Edmund Hillary, first atop Everest, dies


    Updated: 2008-01-11 08:14

    Throughout his 88 years, he was always the atypical "typical New Zealander" who spoke his mind.

    In his 1999 book "View from the Summit," Hillary finally broke his long public silence about whether it was he or Norgay who was the first man to step atop Everest.

    "We drew closer together as Tenzing brought in the slack on the rope. I continued cutting a line of steps upwards. Next moment I had moved onto a flattish exposed area of snow with nothing by space in every direction," Hillary wrote.

    "Tenzing quickly joined me and we looked round in wonder. To our immense satisfaction we realized with had reached the top of the world."

    Before Norgay's death in 1986, Hillary consistently refused to confirm he was first, saying he and the Sherpa had climbed as a team to the top. It was a measure of his personal modesty, and of his commitment to his colleagues.

    He later recalled his surprise at the huge international interest in their feat. "I was a bit taken aback to tell you the truth. I was absolutely astonished that everyone should be so interested in us just climbing a mountain."

    Hillary never forgot the small mountainous country that propelled him to worldwide fame. He revisited Nepal constantly over the next 54 years.

    Without fanfare and without compensation, Hillary spend decades pouring energy and resources from his own fund-raising efforts into Nepal through the Himalayan Trust he founded in 1962.

    Known as "burra sahib" -- "big man," for his 6 feet 2 inches -- by the Nepalese, Hillary funded and helped build hospitals, health clinics, airfields and schools.

    He raised funds for higher education for Sherpa families, and helped set up reforestation programs in the impoverished country. About $250,000 a year was raised by the charity for projects in Nepal.

    A strong conservationist, he demanded that international mountaineers clean up thousands of tons of discarded oxygen bottles, food containers and other climbing debris that litter the lower slopes of Everest.

    His commitment to Nepal took him back more than 120 times. His adventurer son Peter has described his father's humanitarian work there as "his duty" to those who had helped him.

    It was on a visit to Nepal that his first wife, Louise, 43, and 16-year-old daughter Belinda died in a light plane crash March 31, 1975.

    Hillary remarried in 1990, to June Mulgrew, former wife of adventurer colleague and close friend Peter Mulgrew, who died in a passenger plane crash in the Antarctic. He is survived by his wife and children Peter and Sarah.

    His passport described Hillary as an "author-lecturer," and by age 40 his schedule of lecturing and writing meant he had to give up beekeeping "because I was too busy."

    By that time he was touring, lecturing and fund-raising for the Himalayan Trust in the United States and Europe for three months at a time, speaking at more than 100 venues during a tour.

    He was known as ready to take risks to achieve his goals, but always had control so that nobody ever died on a Hillary-led expedition.

    He was at times controversial.
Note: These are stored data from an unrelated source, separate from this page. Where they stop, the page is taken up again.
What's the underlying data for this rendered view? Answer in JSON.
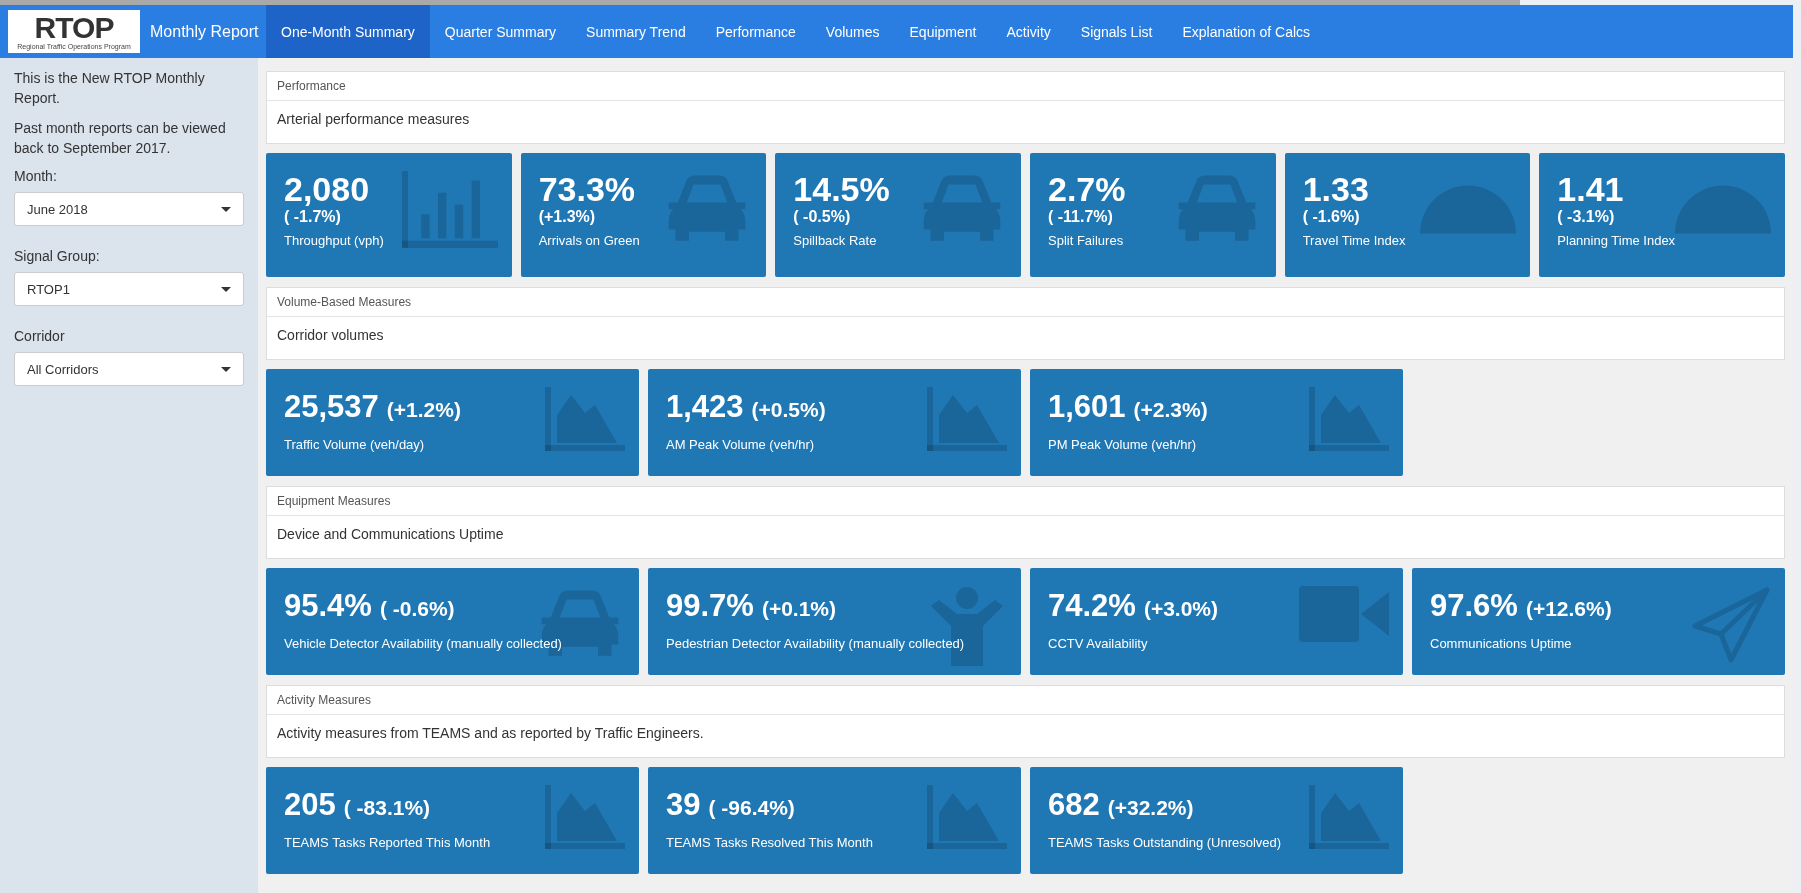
{
  "app": {
    "logo_text": "RTOP",
    "logo_subtitle": "Regional Traffic Operations Program",
    "title": "Monthly Report"
  },
  "tabs": [
    {
      "label": "One-Month Summary",
      "selected": true
    },
    {
      "label": "Quarter Summary",
      "selected": false
    },
    {
      "label": "Summary Trend",
      "selected": false
    },
    {
      "label": "Performance",
      "selected": false
    },
    {
      "label": "Volumes",
      "selected": false
    },
    {
      "label": "Equipment",
      "selected": false
    },
    {
      "label": "Activity",
      "selected": false
    },
    {
      "label": "Signals List",
      "selected": false
    },
    {
      "label": "Explanation of Calcs",
      "selected": false
    }
  ],
  "sidebar": {
    "paragraphs": [
      "This is the New RTOP Monthly Report.",
      "Past month reports can be viewed back to September 2017."
    ],
    "fields": [
      {
        "label": "Month:",
        "value": "June 2018"
      },
      {
        "label": "Signal Group:",
        "value": "RTOP1"
      },
      {
        "label": "Corridor",
        "value": "All Corridors"
      }
    ]
  },
  "sections": [
    {
      "kind": "stacked",
      "title": "Performance",
      "description": "Arterial performance measures",
      "cards": [
        {
          "kind": "bar-chart",
          "value": "2,080",
          "change": "( -1.7%)",
          "label": "Throughput (vph)"
        },
        {
          "kind": "car",
          "value": "73.3%",
          "change": "(+1.3%)",
          "label": "Arrivals on Green"
        },
        {
          "kind": "car",
          "value": "14.5%",
          "change": "( -0.5%)",
          "label": "Spillback Rate"
        },
        {
          "kind": "car",
          "value": "2.7%",
          "change": "( -11.7%)",
          "label": "Split Failures"
        },
        {
          "kind": "gauge",
          "value": "1.33",
          "change": "( -1.6%)",
          "label": "Travel Time Index"
        },
        {
          "kind": "gauge",
          "value": "1.41",
          "change": "( -3.1%)",
          "label": "Planning Time Index"
        }
      ]
    },
    {
      "kind": "inline",
      "title": "Volume-Based Measures",
      "description": "Corridor volumes",
      "cards": [
        {
          "kind": "area-chart",
          "value": "25,537",
          "change": "(+1.2%)",
          "label": "Traffic Volume (veh/day)"
        },
        {
          "kind": "area-chart",
          "value": "1,423",
          "change": "(+0.5%)",
          "label": "AM Peak Volume (veh/hr)"
        },
        {
          "kind": "area-chart",
          "value": "1,601",
          "change": "(+2.3%)",
          "label": "PM Peak Volume (veh/hr)"
        }
      ]
    },
    {
      "kind": "inline",
      "title": "Equipment Measures",
      "description": "Device and Communications Uptime",
      "cards": [
        {
          "kind": "car",
          "value": "95.4%",
          "change": "( -0.6%)",
          "label": "Vehicle Detector Availability (manually collected)"
        },
        {
          "kind": "person",
          "value": "99.7%",
          "change": "(+0.1%)",
          "label": "Pedestrian Detector Availability (manually collected)"
        },
        {
          "kind": "video-camera",
          "value": "74.2%",
          "change": "(+3.0%)",
          "label": "CCTV Availability"
        },
        {
          "kind": "paper-plane",
          "value": "97.6%",
          "change": "(+12.6%)",
          "label": "Communications Uptime"
        }
      ]
    },
    {
      "kind": "inline",
      "title": "Activity Measures",
      "description": "Activity measures from TEAMS and as reported by Traffic Engineers.",
      "cards": [
        {
          "kind": "area-chart",
          "value": "205",
          "change": "( -83.1%)",
          "label": "TEAMS Tasks Reported This Month"
        },
        {
          "kind": "area-chart",
          "value": "39",
          "change": "( -96.4%)",
          "label": "TEAMS Tasks Resolved This Month"
        },
        {
          "kind": "area-chart",
          "value": "682",
          "change": "(+32.2%)",
          "label": "TEAMS Tasks Outstanding (Unresolved)"
        }
      ]
    }
  ]
}
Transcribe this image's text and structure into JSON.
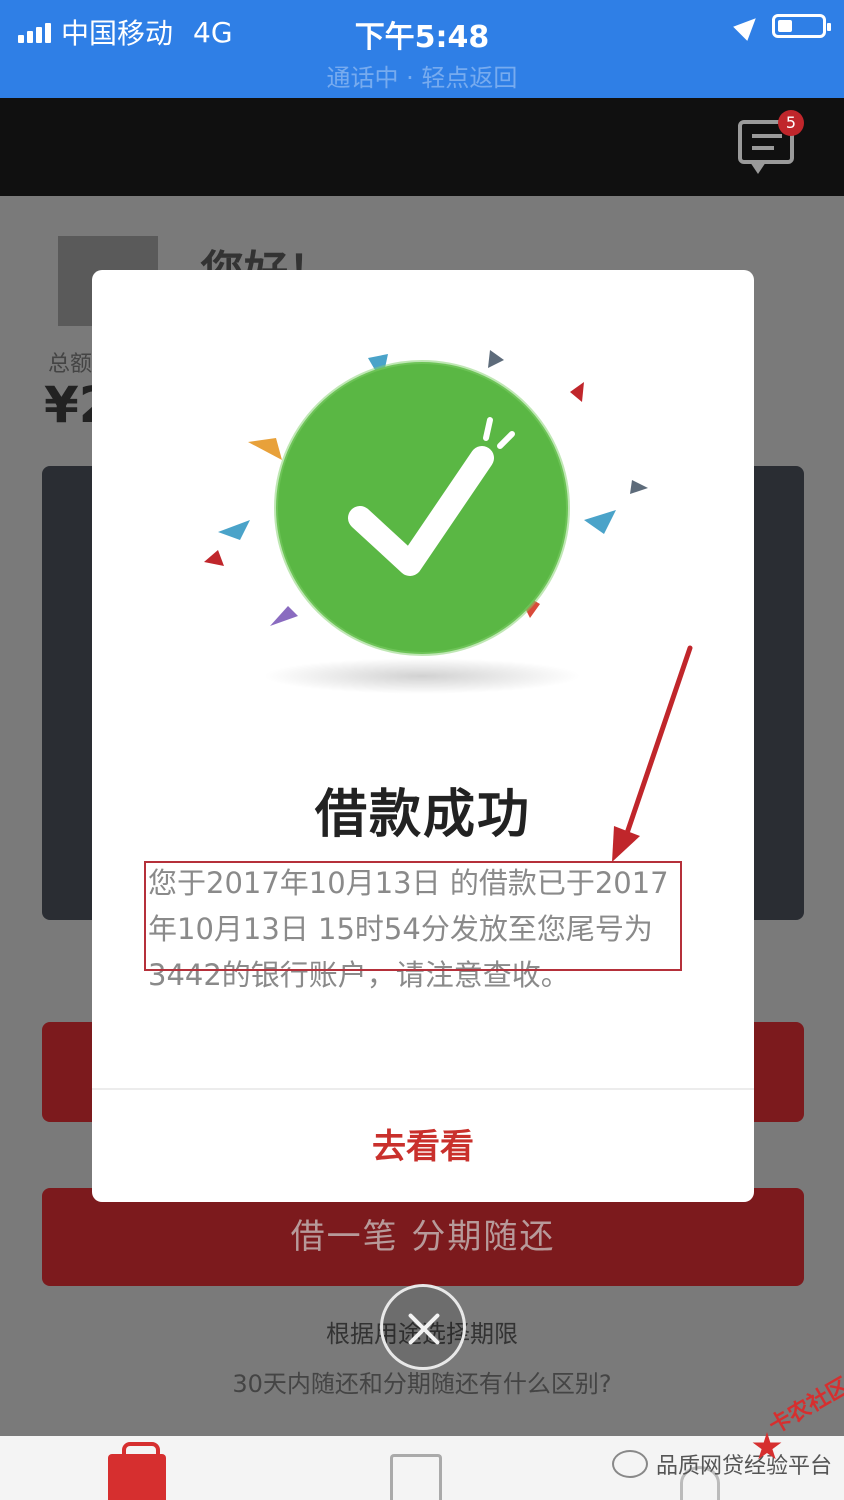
{
  "status_bar": {
    "carrier": "中国移动",
    "network": "4G",
    "time": "下午5:48",
    "call_banner": "通话中 · 轻点返回"
  },
  "nav": {
    "message_badge": "5"
  },
  "background_page": {
    "greeting": "您好！",
    "total_label": "总额",
    "total_value_prefix": "¥2",
    "borrow_button": "借一笔 分期随还",
    "hint_period": "根据用途选择期限",
    "hint_question": "30天内随还和分期随还有什么区别?"
  },
  "modal": {
    "title": "借款成功",
    "message_line1": "您于2017年10月13日 的借款已于2017",
    "message_line2": "年10月13日 15时54分发放至您尾号为",
    "message_line3": "3442的银行账户，请注意查收。",
    "action_label": "去看看"
  },
  "watermark": {
    "text": "品质网贷经验平台",
    "corner_logo": "卡农社区"
  },
  "colors": {
    "status_bar": "#2f7fe6",
    "check_green": "#5ab744",
    "accent_red": "#c9302c",
    "annotation_red": "#b5303a"
  },
  "icons": [
    "signal-icon",
    "location-arrow-icon",
    "battery-icon",
    "message-icon",
    "success-check-icon",
    "close-icon",
    "home-tab-icon",
    "loan-tab-icon",
    "me-tab-icon"
  ]
}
He decried what he considered a lack of "honest-to-God morality" in New Zealand politics in the 1960s, and he refused to backtrack when the prime minister demanded he withdraw the comments. Ordinary New Zealanders applauded his integrity.

    He got into hot water over what became known as his "dash to the Pole" in the 1957-58 Antarctic summer season aboard modified farm tractors while part of a joint British-New Zealand expedition.

    Hillary disregarded instructions from the Briton leading the expedition and guided his tractor team up the then-untraversed Shelton Glacier, pioneering a new route to the polar plateau and the South Pole.

    In 2006 he climbed into a row over the death of Everest climber David Sharp, stating it was "horrifying" that climbers could leave a dying man after an expedition left the Briton to die high on the upper slopes.